All of respect for Akshay Kumar has returned after his dignified act as the messenger of God. The amount of grace that he brings into his performance was simply beautiful to witness. More importantly, him backing this project for a theatrical release was an added positive. Pavan Malhotra as the High Court judge is in splendid form, underplaying in most scenes yet extracting a sense of humour through his terrific portrayal. Aarush Varma as Vivek was one of my favourite characters given the challenges that he had to face at an impressionable age. The representation of depression wasn’t easy and he pulls it off just so beautifully. You could sympathize with his character and that meant that he was outstanding in the film.

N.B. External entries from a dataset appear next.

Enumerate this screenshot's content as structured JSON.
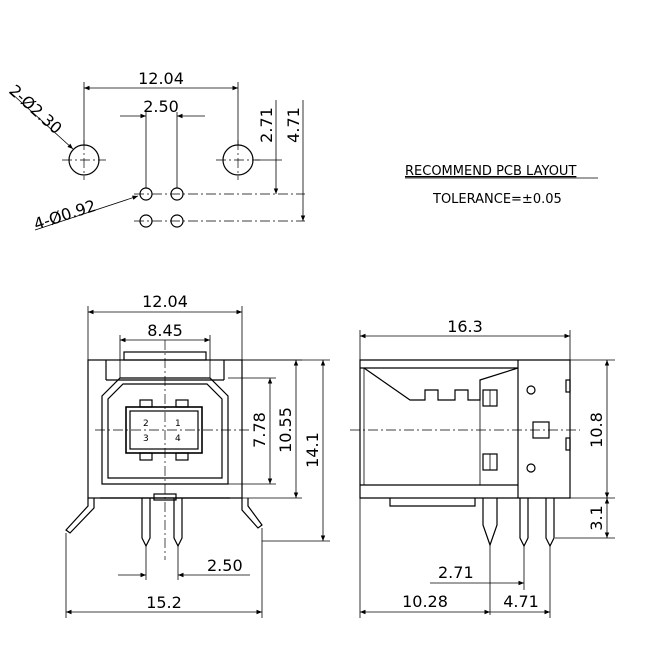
{
  "pcb_layout": {
    "title": "RECOMMEND PCB LAYOUT",
    "tolerance": "TOLERANCE=±0.05",
    "dims": {
      "width": "12.04",
      "pin_pitch": "2.50",
      "v_small": "2.71",
      "v_large": "4.71",
      "large_holes": "2-Ø2.30",
      "small_holes": "4-Ø0.92"
    }
  },
  "front_view": {
    "dims": {
      "top_width": "12.04",
      "inner_width": "8.45",
      "h_inner": "7.78",
      "h_mid": "10.55",
      "h_total": "14.1",
      "pitch": "2.50",
      "bottom_width": "15.2"
    },
    "pins": [
      "2",
      "1",
      "3",
      "4"
    ]
  },
  "side_view": {
    "dims": {
      "length": "16.3",
      "height": "10.8",
      "leg": "3.1",
      "d_271": "2.71",
      "d_1028": "10.28",
      "d_471": "4.71"
    }
  }
}
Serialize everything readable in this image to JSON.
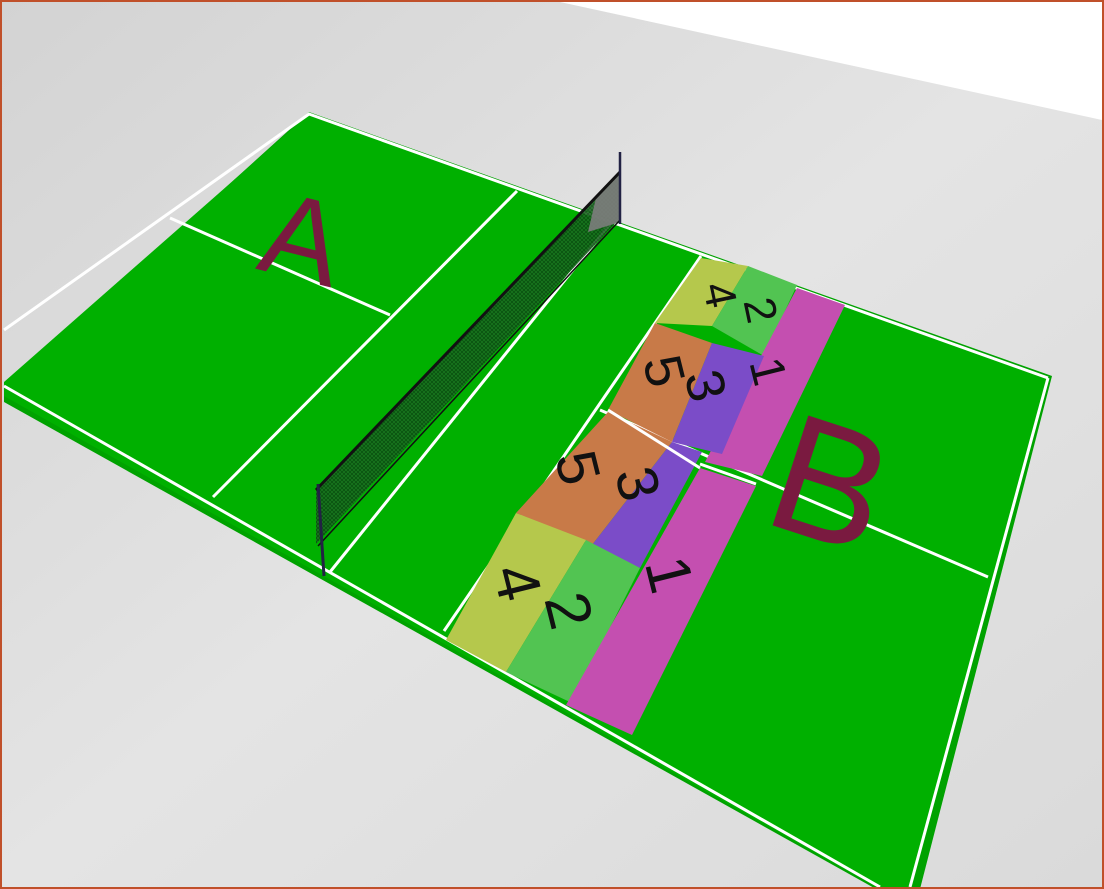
{
  "court": {
    "side_a_label": "A",
    "side_b_label": "B"
  },
  "zones": {
    "near": {
      "z4": "4",
      "z2": "2",
      "z1": "1",
      "z5": "5",
      "z3": "3"
    },
    "far": {
      "z4": "4",
      "z2": "2",
      "z1": "1",
      "z5": "5",
      "z3": "3"
    }
  },
  "colors": {
    "frame": "#c0502a",
    "floor": "#e2e2e2",
    "court": "#00b000",
    "court_lines": "#ffffff",
    "border": "#008a00",
    "net": "#0f3a0f",
    "letter": "#7a1a40",
    "zone_4": "#b5c84c",
    "zone_2": "#52c452",
    "zone_1": "#c44fb0",
    "zone_5": "#c87a48",
    "zone_3": "#7b4cc8",
    "numbers": "#111111"
  }
}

And here is when I take a pause and applaud the creative choices of Yami Gautam who has been in red hot form for quite some time now. I was the happiest that after months and months of wait, she was finally getting a theatrical release and she is absolutely brilliant here as Kamini. Her assertiveness and firmness is something that I enjoyed in yet another performance wherein she is natural to the core. The regressive mindset coupled with poise is something that was so well extracted by her through the course of the film. Also, I adored her diction and I can’t emphasize more!
The star of the show is Pankaj Tripathi who is absolutely magnificent as Kanti. His body language and mannerisms are laced with a sense of calmness and effortlessness that also makes you want to root for him. And his command over the Hindi language is showcased wonderfully well with some well pronounced words wherein I could hear him talk for hours! It was a towering act of the highest order!
OMG 2 is a bold and an intelligent take on a sensitive subject with stellar performances. Available in a theatre near you.